The code for the benchmark is obtainable on GitHub.
I’ve compiled a listing of twenty-two questions which we’ll use to judge the system. Moreover, we’re going to introduce a brand new metric known as answer_satisfaction
the place we might be present a customized immediate.
answer_satisfaction = AspectCritic(
identify="answer_satisfaction",
definition="""You'll consider an ANSWER to a authorized QUESTION based mostly on a offered SOLUTION.

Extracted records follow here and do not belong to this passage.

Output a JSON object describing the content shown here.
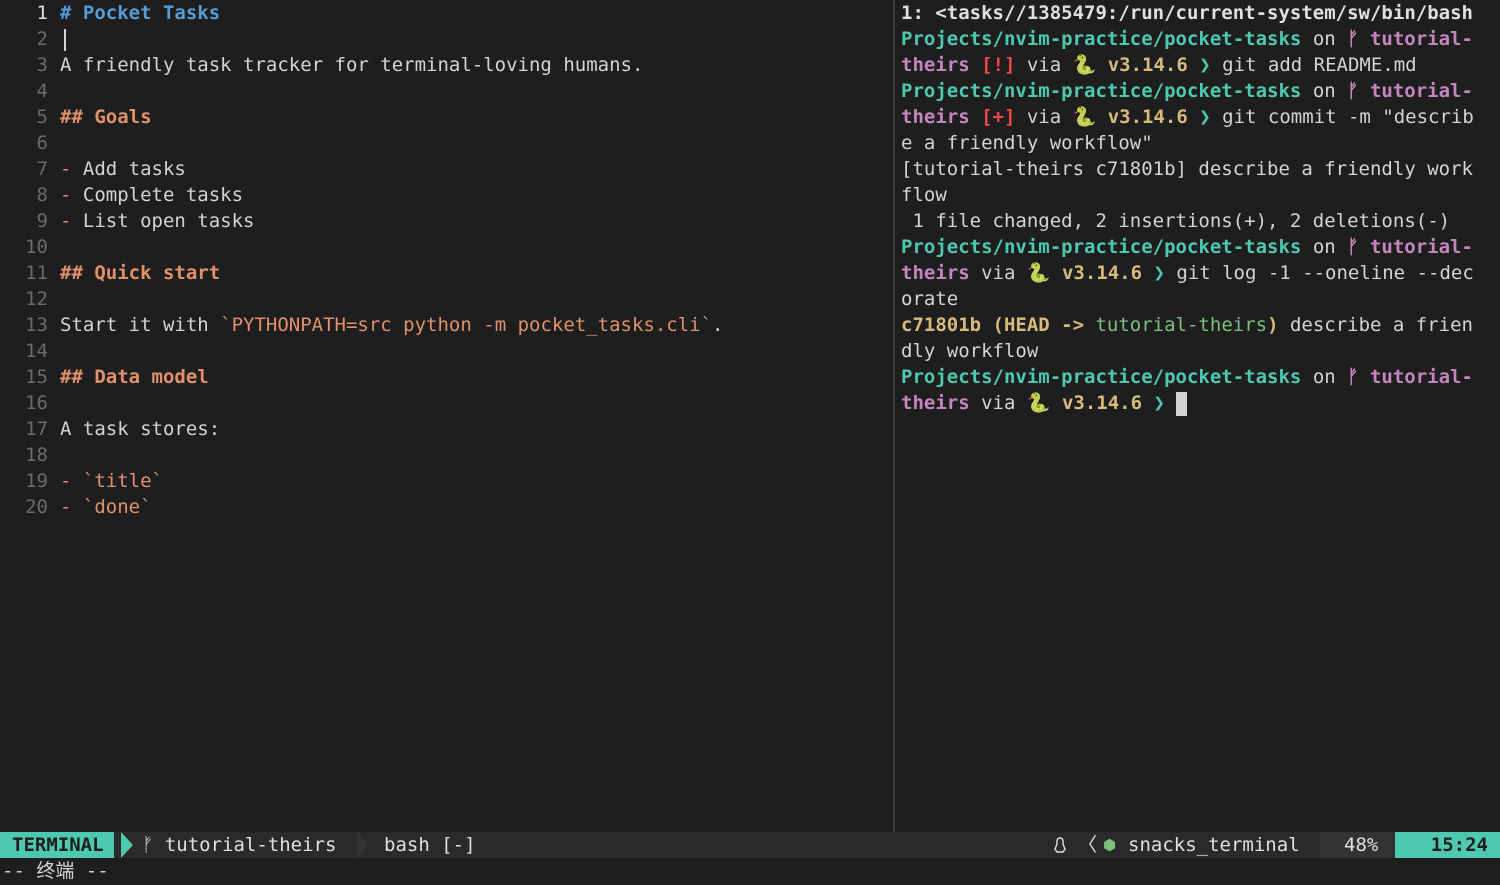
{
  "editor": {
    "lines": [
      {
        "n": "1",
        "segments": [
          {
            "t": "# Pocket Tasks",
            "c": "h1"
          }
        ]
      },
      {
        "n": "2",
        "segments": []
      },
      {
        "n": "3",
        "segments": [
          {
            "t": "A friendly task tracker for terminal-loving humans.",
            "c": ""
          }
        ]
      },
      {
        "n": "4",
        "segments": []
      },
      {
        "n": "5",
        "segments": [
          {
            "t": "## Goals",
            "c": "h2"
          }
        ]
      },
      {
        "n": "6",
        "segments": []
      },
      {
        "n": "7",
        "segments": [
          {
            "t": "-",
            "c": "bullet"
          },
          {
            "t": " Add tasks",
            "c": ""
          }
        ]
      },
      {
        "n": "8",
        "segments": [
          {
            "t": "-",
            "c": "bullet"
          },
          {
            "t": " Complete tasks",
            "c": ""
          }
        ]
      },
      {
        "n": "9",
        "segments": [
          {
            "t": "-",
            "c": "bullet"
          },
          {
            "t": " List open tasks",
            "c": ""
          }
        ]
      },
      {
        "n": "10",
        "segments": []
      },
      {
        "n": "11",
        "segments": [
          {
            "t": "## Quick start",
            "c": "h2"
          }
        ]
      },
      {
        "n": "12",
        "segments": []
      },
      {
        "n": "13",
        "segments": [
          {
            "t": "Start it with ",
            "c": ""
          },
          {
            "t": "`PYTHONPATH=src python -m pocket_tasks.cli`",
            "c": "code"
          },
          {
            "t": ".",
            "c": ""
          }
        ]
      },
      {
        "n": "14",
        "segments": []
      },
      {
        "n": "15",
        "segments": [
          {
            "t": "## Data model",
            "c": "h2"
          }
        ]
      },
      {
        "n": "16",
        "segments": []
      },
      {
        "n": "17",
        "segments": [
          {
            "t": "A task stores:",
            "c": ""
          }
        ]
      },
      {
        "n": "18",
        "segments": []
      },
      {
        "n": "19",
        "segments": [
          {
            "t": "-",
            "c": "bullet"
          },
          {
            "t": " ",
            "c": ""
          },
          {
            "t": "`title`",
            "c": "code"
          }
        ]
      },
      {
        "n": "20",
        "segments": [
          {
            "t": "-",
            "c": "bullet"
          },
          {
            "t": " ",
            "c": ""
          },
          {
            "t": "`done`",
            "c": "code"
          }
        ]
      }
    ]
  },
  "terminal": {
    "lines": [
      [
        {
          "t": "1: <tasks//1385479:/run/current-system/sw/bin/bash",
          "c": "white-b"
        }
      ],
      [
        {
          "t": "Projects/nvim-practice/pocket-tasks",
          "c": "path"
        },
        {
          "t": " on ",
          "c": "dim"
        },
        {
          "t": "ᚠ tutorial-",
          "c": "branch"
        }
      ],
      [
        {
          "t": "theirs",
          "c": "branch"
        },
        {
          "t": " ",
          "c": "dim"
        },
        {
          "t": "[!]",
          "c": "stat"
        },
        {
          "t": " via ",
          "c": "dim"
        },
        {
          "t": "🐍 v3.14.6",
          "c": "pyver"
        },
        {
          "t": " ❯ ",
          "c": "prompt-ch"
        },
        {
          "t": "git add README.md",
          "c": "dim"
        }
      ],
      [
        {
          "t": "Projects/nvim-practice/pocket-tasks",
          "c": "path"
        },
        {
          "t": " on ",
          "c": "dim"
        },
        {
          "t": "ᚠ tutorial-",
          "c": "branch"
        }
      ],
      [
        {
          "t": "theirs",
          "c": "branch"
        },
        {
          "t": " ",
          "c": "dim"
        },
        {
          "t": "[+]",
          "c": "stat"
        },
        {
          "t": " via ",
          "c": "dim"
        },
        {
          "t": "🐍 v3.14.6",
          "c": "pyver"
        },
        {
          "t": " ❯ ",
          "c": "prompt-ch"
        },
        {
          "t": "git commit -m \"describ",
          "c": "dim"
        }
      ],
      [
        {
          "t": "e a friendly workflow\"",
          "c": "dim"
        }
      ],
      [
        {
          "t": "[tutorial-theirs c71801b] describe a friendly work",
          "c": "dim"
        }
      ],
      [
        {
          "t": "flow",
          "c": "dim"
        }
      ],
      [
        {
          "t": " 1 file changed, 2 insertions(+), 2 deletions(-)",
          "c": "dim"
        }
      ],
      [
        {
          "t": "Projects/nvim-practice/pocket-tasks",
          "c": "path"
        },
        {
          "t": " on ",
          "c": "dim"
        },
        {
          "t": "ᚠ tutorial-",
          "c": "branch"
        }
      ],
      [
        {
          "t": "theirs",
          "c": "branch"
        },
        {
          "t": " via ",
          "c": "dim"
        },
        {
          "t": "🐍 v3.14.6",
          "c": "pyver"
        },
        {
          "t": " ❯ ",
          "c": "prompt-ch"
        },
        {
          "t": "git log -1 --oneline --dec",
          "c": "dim"
        }
      ],
      [
        {
          "t": "orate",
          "c": "dim"
        }
      ],
      [
        {
          "t": "c71801b ",
          "c": "pyver"
        },
        {
          "t": "(",
          "c": "pyver"
        },
        {
          "t": "HEAD -> ",
          "c": "head-kw"
        },
        {
          "t": "tutorial-theirs",
          "c": "branch-g"
        },
        {
          "t": ")",
          "c": "pyver"
        },
        {
          "t": " describe a frien",
          "c": "dim"
        }
      ],
      [
        {
          "t": "dly workflow",
          "c": "dim"
        }
      ],
      [
        {
          "t": "Projects/nvim-practice/pocket-tasks",
          "c": "path"
        },
        {
          "t": " on ",
          "c": "dim"
        },
        {
          "t": "ᚠ tutorial-",
          "c": "branch"
        }
      ],
      [
        {
          "t": "theirs",
          "c": "branch"
        },
        {
          "t": " via ",
          "c": "dim"
        },
        {
          "t": "🐍 v3.14.6",
          "c": "pyver"
        },
        {
          "t": " ❯ ",
          "c": "prompt-ch"
        }
      ]
    ]
  },
  "statusline": {
    "mode": "TERMINAL",
    "branch": "ᚠ tutorial-theirs",
    "file": "bash [-]",
    "os_icon": "linux-icon",
    "lt": "〈",
    "filetype_icon": "⬢",
    "filetype": "snacks_terminal",
    "percent": "48%",
    "time": "15:24"
  },
  "cmdline": "-- 终端 --",
  "colors": {
    "accent": "#4ec9b0",
    "background": "#1e1e1e",
    "heading1": "#569cd6",
    "heading2": "#e0916b",
    "branch": "#c586c0"
  }
}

Price the reply on a scale from 0 to 1, the place:
- 0 = incorrect, considerably incomplete, or deceptive
- 1 = appropriate and sufficiently full
Take into account these analysis standards:
1. Factual correctness is paramount - the reply should not contradict the answer
2. The reply should handle the core parts of the answer
3. Further related data past the answer is suitable and should improve the reply
4. Technical authorized terminology ought to be used appropriately if current within the resolution
5. For quantitative authorized analyses, correct figures have to be offered
+ fewshots
"""
Many questions can return a considerable amount of data. For instance, asking for contracts signed earlier than 2020 may yield tons of of outcomes. Because the LLM receives each the overall rely and some instance entries, our analysis ought to deal with the overall rely, fairly than which particular examples the LLM chooses to point out.

The offered outcomes point out that every one evaluated fashions (Gemini 1.5 Professional, Gemini 2.0 Flash, and GPT-4o) carry out equally properly for many software calls, with GPT-4o barely outperforming the Gemini fashions (0.82 vs. 0.77). The noticeable distinction emerges primarily when partial text2cypher
is used, significantly for numerous aggregation operations.
Observe that that is solely 22 pretty easy questions, so we didn’t actually discover reasoning capabilities of LLMs.
Moreover, I’ve seen initiatives the place accuracy will be improved considerably by leveraging Python for aggregations, as LLMs usually deal with Python code era and execution higher than producing advanced Cypher queries immediately.
Internet Software
We’ve additionally constructed a easy React internet software, powered by LangGraph hosted on FastAPI, which streams responses on to the frontend. Particular because of Anej Gorkic for creating the net app.
You possibly can launch the whole stack with the next command:
docker compose up
And navigate to localhost:5173

Abstract
As LLMs acquire stronger reasoning capabilities, they, when paired with the proper instruments, can grow to be highly effective brokers for navigating advanced domains like authorized contracts. On this put up, we’ve solely scratched the floor, specializing in core contract attributes whereas barely touching the wealthy number of clauses present in real-world agreements. There’s vital room for progress, from increasing clause protection to refining software design and interplay methods.
The code is on the market on GitHub.
Photographs
All photos on this put up have been created by the creator.